The Rise of Inference Theft: How Attackers Are Stealing Millions in AI API Calls
Key Takeaways
- ▸Inference theft is a high-margin attack with powerful financial incentives: frontier model calls cost ~$2 each, and attackers can resell stolen inference at deep discounts with zero marginal cost
- ▸Traditional security defenses fail at this threat model; attackers use residential proxies and throwaway accounts deployed at scale to amortize per-session checks across thousands of stolen requests
- ▸Attackers wrap victim APIs with OpenAI/Anthropic-compatible adapters to enable seamless resale through standard clients, repositioning the session boundary post-authentication
Summary
Vercel security research reveals a sophisticated threat landscape where attackers are systematically stealing paid AI inference at scale to resell for profit. Inference theft—the unauthorized use of paid AI API calls either for free consumption or downstream resale—represents one of the highest-margin attacks available to threat actors today. A single prompt to a frontier model can cost $2, making AI inference thousands of times more expensive than traditional API calls. Attackers pay nothing for inference and can resell stolen tokens at even a 5-10% discount while maintaining healthy margins.
The attacks are far more sophisticated than simple rate-limit abuse. Attackers deploy residential proxy services by the thousands to bypass IP-based rate limiting, register throwaway accounts to evade authentication, and crucially, create OpenAI- or Anthropic-compatible adapters that allow stolen inference to be dropped directly into standard client tools. Real-world examples include Chipotlai Max, a forked coding agent that wraps Chipotle's customer-support chatbot as an OpenAI-compatible endpoint, with documented efforts underway to exploit similar endpoints at Home Depot, Lowe's, Target, and Starbucks.

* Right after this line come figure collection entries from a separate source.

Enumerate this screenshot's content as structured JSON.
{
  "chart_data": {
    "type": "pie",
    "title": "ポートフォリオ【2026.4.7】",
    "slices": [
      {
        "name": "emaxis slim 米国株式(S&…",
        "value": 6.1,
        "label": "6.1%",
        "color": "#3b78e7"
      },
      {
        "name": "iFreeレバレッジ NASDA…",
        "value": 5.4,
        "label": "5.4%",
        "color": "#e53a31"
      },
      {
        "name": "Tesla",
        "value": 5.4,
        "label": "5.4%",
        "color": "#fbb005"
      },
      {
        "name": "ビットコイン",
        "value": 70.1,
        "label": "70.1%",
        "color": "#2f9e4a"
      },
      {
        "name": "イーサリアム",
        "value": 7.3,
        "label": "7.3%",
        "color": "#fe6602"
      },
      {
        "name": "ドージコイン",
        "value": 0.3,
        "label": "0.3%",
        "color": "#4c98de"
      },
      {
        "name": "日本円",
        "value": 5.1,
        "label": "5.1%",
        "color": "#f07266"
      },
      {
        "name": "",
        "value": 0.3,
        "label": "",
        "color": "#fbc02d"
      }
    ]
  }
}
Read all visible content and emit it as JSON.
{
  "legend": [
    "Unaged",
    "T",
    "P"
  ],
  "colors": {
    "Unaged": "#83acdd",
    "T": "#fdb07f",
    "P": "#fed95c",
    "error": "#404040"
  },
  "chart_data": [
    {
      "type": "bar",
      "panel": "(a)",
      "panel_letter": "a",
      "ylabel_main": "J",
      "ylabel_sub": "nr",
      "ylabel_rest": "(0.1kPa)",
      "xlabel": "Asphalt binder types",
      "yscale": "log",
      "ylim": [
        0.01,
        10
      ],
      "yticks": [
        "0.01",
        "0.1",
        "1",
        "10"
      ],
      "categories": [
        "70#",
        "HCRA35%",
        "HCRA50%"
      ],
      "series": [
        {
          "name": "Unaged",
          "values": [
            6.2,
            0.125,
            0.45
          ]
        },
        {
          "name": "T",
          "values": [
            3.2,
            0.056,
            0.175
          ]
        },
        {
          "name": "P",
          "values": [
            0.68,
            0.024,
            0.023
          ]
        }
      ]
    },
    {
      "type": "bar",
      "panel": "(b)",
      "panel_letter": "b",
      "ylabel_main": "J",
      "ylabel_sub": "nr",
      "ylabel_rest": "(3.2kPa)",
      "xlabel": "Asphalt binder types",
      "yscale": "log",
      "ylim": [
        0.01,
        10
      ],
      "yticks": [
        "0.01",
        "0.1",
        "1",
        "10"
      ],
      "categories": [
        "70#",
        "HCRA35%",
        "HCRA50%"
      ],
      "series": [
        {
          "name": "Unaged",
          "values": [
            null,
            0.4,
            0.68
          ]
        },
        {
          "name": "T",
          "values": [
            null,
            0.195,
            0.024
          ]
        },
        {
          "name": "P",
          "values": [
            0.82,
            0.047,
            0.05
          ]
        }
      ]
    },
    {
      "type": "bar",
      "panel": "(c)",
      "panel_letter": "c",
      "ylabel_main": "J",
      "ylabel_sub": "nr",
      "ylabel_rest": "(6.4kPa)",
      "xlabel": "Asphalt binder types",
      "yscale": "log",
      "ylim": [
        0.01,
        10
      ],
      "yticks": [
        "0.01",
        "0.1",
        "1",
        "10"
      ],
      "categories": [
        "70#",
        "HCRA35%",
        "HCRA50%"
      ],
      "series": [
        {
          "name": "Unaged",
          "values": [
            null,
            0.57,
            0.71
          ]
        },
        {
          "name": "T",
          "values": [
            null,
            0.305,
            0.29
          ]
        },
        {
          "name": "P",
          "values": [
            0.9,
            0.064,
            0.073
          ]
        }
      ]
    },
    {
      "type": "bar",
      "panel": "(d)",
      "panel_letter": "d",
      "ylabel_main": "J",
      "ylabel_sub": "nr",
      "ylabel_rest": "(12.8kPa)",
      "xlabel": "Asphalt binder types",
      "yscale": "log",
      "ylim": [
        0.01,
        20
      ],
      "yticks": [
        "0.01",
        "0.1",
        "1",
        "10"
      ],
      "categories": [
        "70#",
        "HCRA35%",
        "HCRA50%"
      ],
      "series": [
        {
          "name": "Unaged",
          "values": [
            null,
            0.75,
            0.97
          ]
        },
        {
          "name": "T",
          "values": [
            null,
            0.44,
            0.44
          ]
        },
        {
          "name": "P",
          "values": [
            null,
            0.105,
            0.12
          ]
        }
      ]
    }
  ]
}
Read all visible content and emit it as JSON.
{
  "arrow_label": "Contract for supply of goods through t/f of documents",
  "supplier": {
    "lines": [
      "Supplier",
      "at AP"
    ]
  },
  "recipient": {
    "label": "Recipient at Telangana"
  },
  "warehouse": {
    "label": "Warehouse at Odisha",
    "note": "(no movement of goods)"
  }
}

On April 12, 2026, Vercel's own documentation AI chat endpoint became a target, with traffic spiking to 10 times normal volume and reaching 1,300 requests per minute at peak. Traditional web security measures—IP rate limiting and authentication walls—prove insufficient because the per-call economics of inference theft justify the operational costs of circumventing these defenses. Vercel proposes that robust protection requires per-request verification rather than session-level checks, using deep analysis techniques like BotID to validate every individual AI request.
- Protection requires request-level verification, not session-level verification, since amortized checks are defeated by high-volume attacks
- AI endpoints with maximum user control over prompts (playgrounds, general-purpose assistants) are highest-risk, though even constrained endpoints like support bots are vulnerable to prompt injection attacks
Editorial Opinion
This research exposes a troubling asymmetry in AI economics: traditional web security was built for threat models where defeating a defense became expensive relative to the value extracted. With AI inference, the $2-per-call price point reverses that calculus—the high cost creates irresistible arbitrage opportunities for attackers. Vercel's emphasis on request-level verification is essential, but the deeper issue is that inference resale will remain lucrative as long as a price gap exists between provider rates and market rates. Systemic solutions may require the industry to move beyond endpoint hardening toward broader market transparency and provider-level coordination.